The underlying corpus, NerKor+CARS-OntoNotes++ , was derived from NYTK-NerKor , a Hungarian gold standard named entity annotated corpus containing about 1 million tokens. It includes a small addition of 12k tokens of text (individual sentences) concerning motor vehicles (cars, buses, motorcycles) from the news archive of hvg.hu . While the annotation in NYTK-NerKor followed the CoNLL2002 labelling standard with just four NE categories ( PER , LOC , MISC , ORG ), this version of the corpus features over 30 entity types, including all entity types used in the [OntoNotes 5.0] English NER annotation. The new annotation elaborates on subtypes of the LOC and MISC entity types, and includes annotation for non-names like times and dates, quantities, languages and nationalities or religious or political groups. The annotation was elaborated with further entity subtypes not present in the Ontonotes 5 annotation (see below).
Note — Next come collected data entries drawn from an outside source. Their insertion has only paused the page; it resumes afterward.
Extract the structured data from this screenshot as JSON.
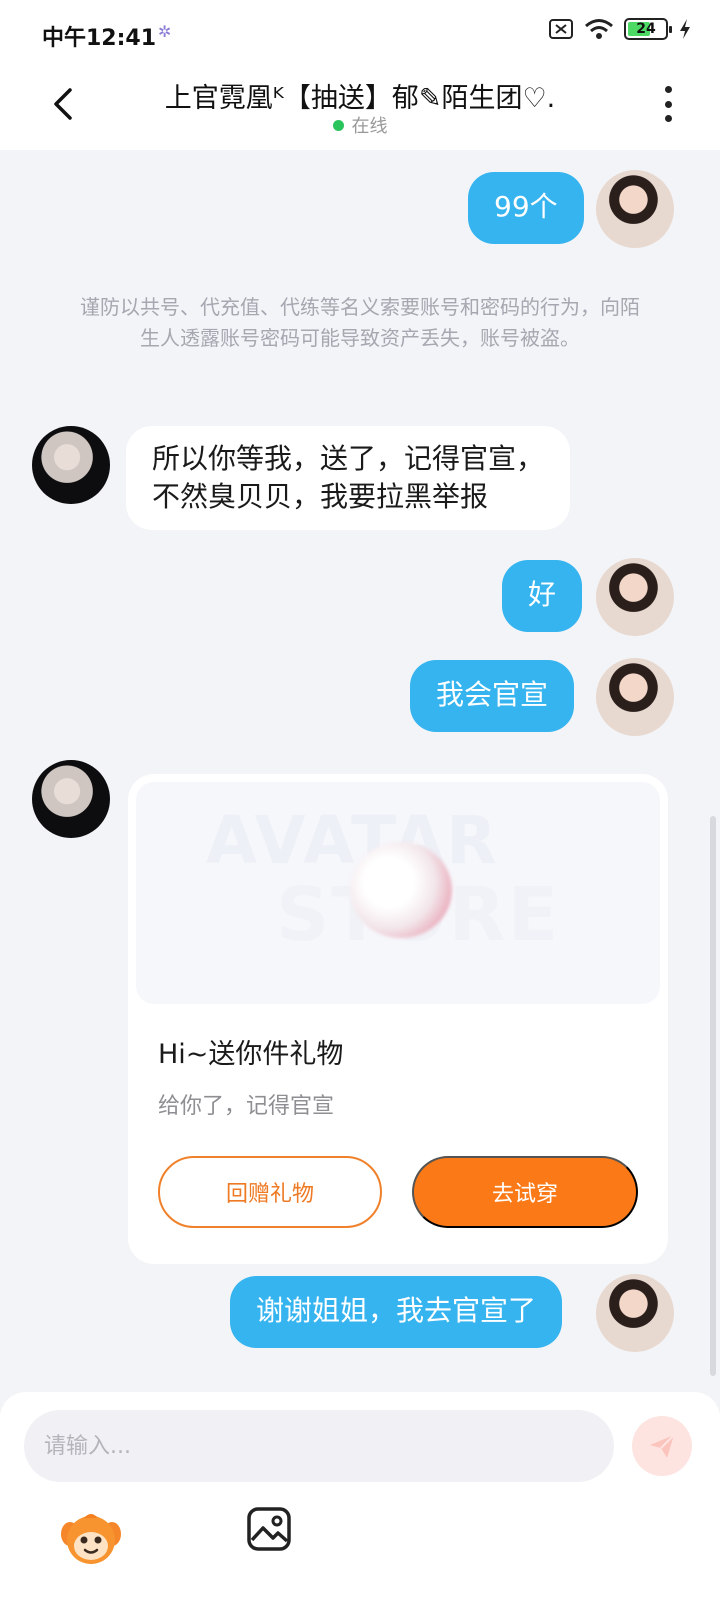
{
  "status_bar": {
    "time": "中午12:41",
    "notification_glyph": "✲",
    "battery": "24",
    "icons": [
      "sim-icon",
      "wifi-icon",
      "battery-icon",
      "charging-icon"
    ]
  },
  "header": {
    "title": "上官霓凰ᴷ【抽送】郁✎陌生团♡.",
    "status": "在线",
    "icons": [
      "back-arrow-icon",
      "more-vertical-icon"
    ]
  },
  "messages": {
    "m1": "99个",
    "notice": "谨防以共号、代充值、代练等名义索要账号和密码的行为，向陌生人透露账号密码可能导致资产丢失，账号被盗。",
    "m2_line1": "所以你等我，送了，记得官宣，",
    "m2_line2": "不然臭贝贝，我要拉黑举报",
    "m3": "好",
    "m4": "我会官宣",
    "m5": "谢谢姐姐，我去官宣了"
  },
  "gift_card": {
    "watermark_top": "AVATAR",
    "watermark_bottom": "STORE",
    "title": "Hi~送你件礼物",
    "subtitle": "给你了，记得官宣",
    "return_label": "回赠礼物",
    "try_label": "去试穿"
  },
  "composer": {
    "placeholder": "请输入...",
    "icons": [
      "send-icon",
      "emoji-icon",
      "image-icon"
    ]
  },
  "colors": {
    "sent_bubble": "#35b4f0",
    "accent_orange": "#fb7a17",
    "online_green": "#2bc35c"
  }
}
Names are annotated according to the following set of types:
PER | = PERSON People, including fictional |
FAC | = FACILITY Buildings, airports, highways, bridges, etc. |
ORG | = ORGANIZATION Companies, agencies, institutions, etc. |
GPE | Geopolitical entites: countries, cities, states |
LOC | = LOCATION Non-GPE locations, mountain ranges, bodies of water |
PROD | = PRODUCT Vehicles, weapons, foods, etc. (Not services) |
EVENT | Named hurricanes, battles, wars, sports events, etc. |
WORK_OF_ART | Titles of books, songs, etc. |
LAW | Named documents made into laws |
The following are also annotated in a style similar to names:
NORP | Nationalities or religious or political groups |
LANGUAGE | Any named language |
DATE | Absolute or relative dates or periods |
TIME | Times smaller than a day |
PERCENT | Percentage (including "%") |
MONEY | Monetary values, including unit |
QUANTITY | Measurements, as of weight or distance |
ORDINAL | "first", "second" |
CARDINAL | Numerals that do not fall under another type |
Further subtypes of names of type MISC :
AWARD | Awards and prizes |
CAR | Cars and other motor vehicles |
MEDIA | Media outlets, TV channels, news portals |
SMEDIA | Social media platforms |
PROJ | Projects and initiatives |
MISC | Unresolved subtypes of MISC entities |
MISC-ORG | Organization-like unresolved subtypes of MISC entities |
Further non-name entities:
DUR | Time duration |
AGE | Age |
ID | Identifier |
@inproceedings{novak-novak-2022-nerkor, title = "{N}er{K}or+{C}ars-{O}nto{N}otes++", author = "Nov{\'a}k, Attila and Nov{\'a}k, Borb{\'a}la", booktitle = "Proceedings of the Thirteenth Language Resources and Evaluation Conference", month = jun, year = "2022", address = "Marseille, France", publisher = "European Language Resources Association", url = "https://aclanthology.org/2022.lrec-1.203", pages = "1907--1916", abstract = "In this paper, we present an upgraded version of the Hungarian NYTK-NerKor named entity corpus, which contains about twice as many annotated spans and 7 times as many distinct entity types as the original version. We used an extended version of the OntoNotes 5 annotation scheme including time and numerical expressions. NerKor is the newest and biggest NER corpus for Hungarian containing diverse domains. We applied cross-lingual transfer of NER models trained for other languages based on multilingual contextual language models to preannotate the corpus. We corrected the annotation semi-automatically and manually. Zero-shot preannotation was very effective with about 0.82 F1 score for the best model. We also added a 12000-token subcorpus on cars and other motor vehicles. We trained and release a transformer-based NER tagger for Hungarian using the annotation in the new corpus version, which provides similar performance to an identical model trained on the original version of the corpus.", }